Primary Children's Medical Center has a prescription for children experimenting with or abusing drugs.

It's hugs."Hugs not Drugs," a program designed to build self-confidence and make kids believe in themselves, is available through the children's hospital to school, civic, neighborhood and church groups throughout the Mountain West.

Its target audience is elementary students - children often ignored by other drug education and prevention programs - but children who are also at risk.

At this early age, drug experimentation is not uncommon, program designers warn.

"I find on the third-grade level students are not quite as aware of what is going on. They are kind of wide-eyed and listen a lot," said Myra Platt, manager of the medical center's community education program. Platt, in coordination with public relations director Sandra Wilkins, designed the program and makes the presentations.

"On the fourth-, fifth- and sixth-grade levels, they are pretty street-wise," Platt said. "They talk about drug paraphernalia - information they have picked up on television, in the neighborhood or from their parents.

"They have lots of questions and misconceptions that we clear up."

During Platt's 45-minute presentation, students are taught the dangers of drugs.

"Be prepared," they are warned. "Know the facts: Drugs can destroy your mind and body, make you physically ill, change your personality, get you into debt and trouble with law, school, family."

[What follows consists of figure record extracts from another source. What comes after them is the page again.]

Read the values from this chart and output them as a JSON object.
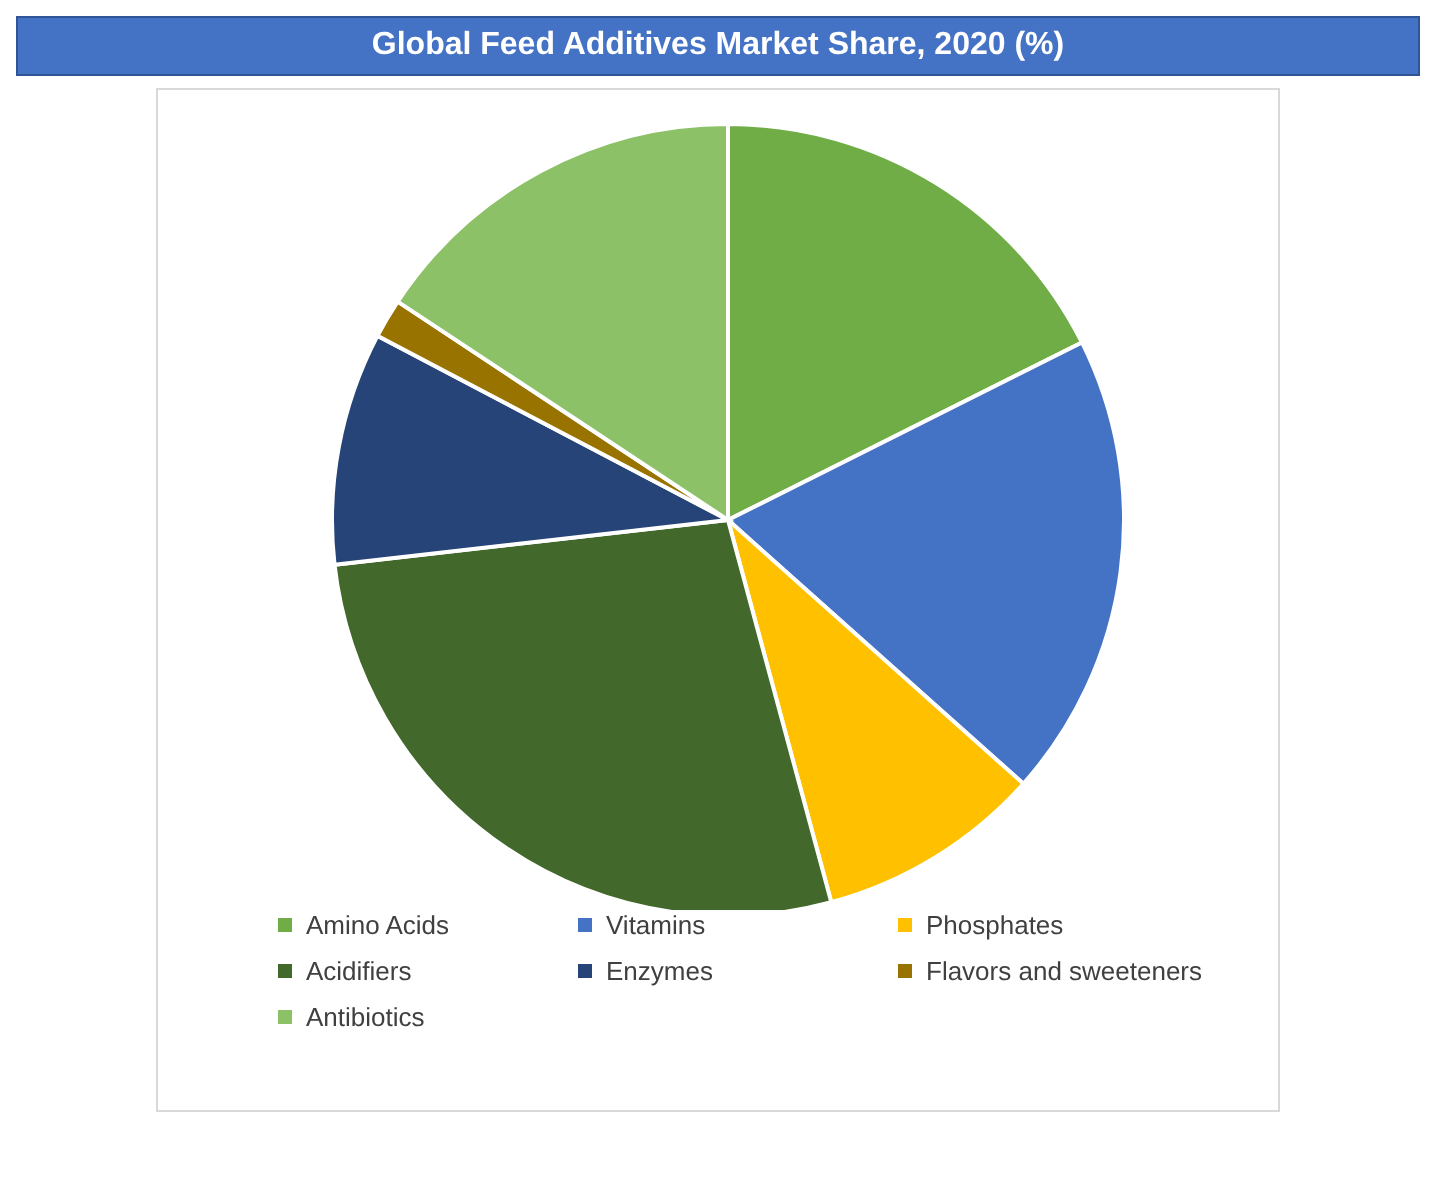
{
  "chart_data": {
    "type": "pie",
    "title": "Global Feed Additives Market Share, 2020 (%)",
    "categories": [
      "Amino Acids",
      "Vitamins",
      "Phosphates",
      "Acidifiers",
      "Enzymes",
      "Flavors and sweeteners",
      "Antibiotics"
    ],
    "values": [
      17.6,
      19,
      9.2,
      27.4,
      9.5,
      1.6,
      15.7
    ],
    "colors": [
      "#70ad47",
      "#4472c4",
      "#ffc000",
      "#43682b",
      "#264478",
      "#997300",
      "#8cc168"
    ],
    "legend": "bottom"
  }
}
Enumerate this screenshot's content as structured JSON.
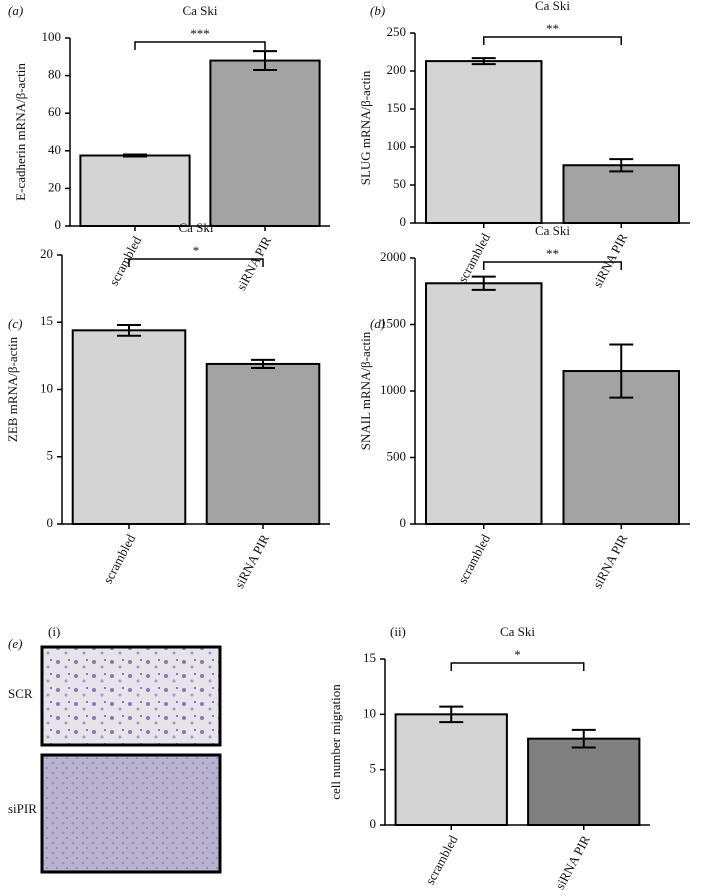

Through a 14-minute filmstrip, entitled "Stand Up for Yourself," students learn about peer pressure and confidence-building ways of getting out of difficult situations.

"We think of peer pressure as a negative influence, but it can also be positive," Platt said. "If there are enough kids saying `no,' then they are creating positive peer pressure. It gives a support system to the kids who really want to say `no' and not participate in drugs."

After the film, Platt and participants discuss the ways to say `no' - ways like a friendly `no, thank-you,' the broken-record technique, reversing the pressure, or the chicken counter-attack technique, avoiding the situation, making up an excuse and leaving the situation.

But the majority of program emphasis is on building self-esteem.

"We talk about getting natural highs - the things children can do, other than use drugs, to get over the stress of everyday life," Platt said. "Kids have it. Kids have as much stress today in our society as do adults."

The program also suggests some tools for parents: Learn about drugs and alcohol, recognize warning signs, set firm limits, build your child's self-esteem, and love - regardless of actions. Tell your children they're important and belong.

"There are parents who don't believe (alcohol or drugs) is a problem until it hits their home," Platt said. "This is preventive education. It gives parents some tools and suggestions on how to build confidence in their children and strengthen their family."

Platt's message to parents is that children need positive role models.

"Create a healthy tradition," she advises. "Making responsible choices about nutrition, exercise, stress management and use of drugs and alcohol will influence your children.

"Spend time with each child and as a family. Play and have fun."

Platt has already presented "Hugs Not Drugs" to 30 groups and more than 3,600 children and parents. Program brochures, which don't soft-soap the serious problem, have been sent to an additional 90 groups.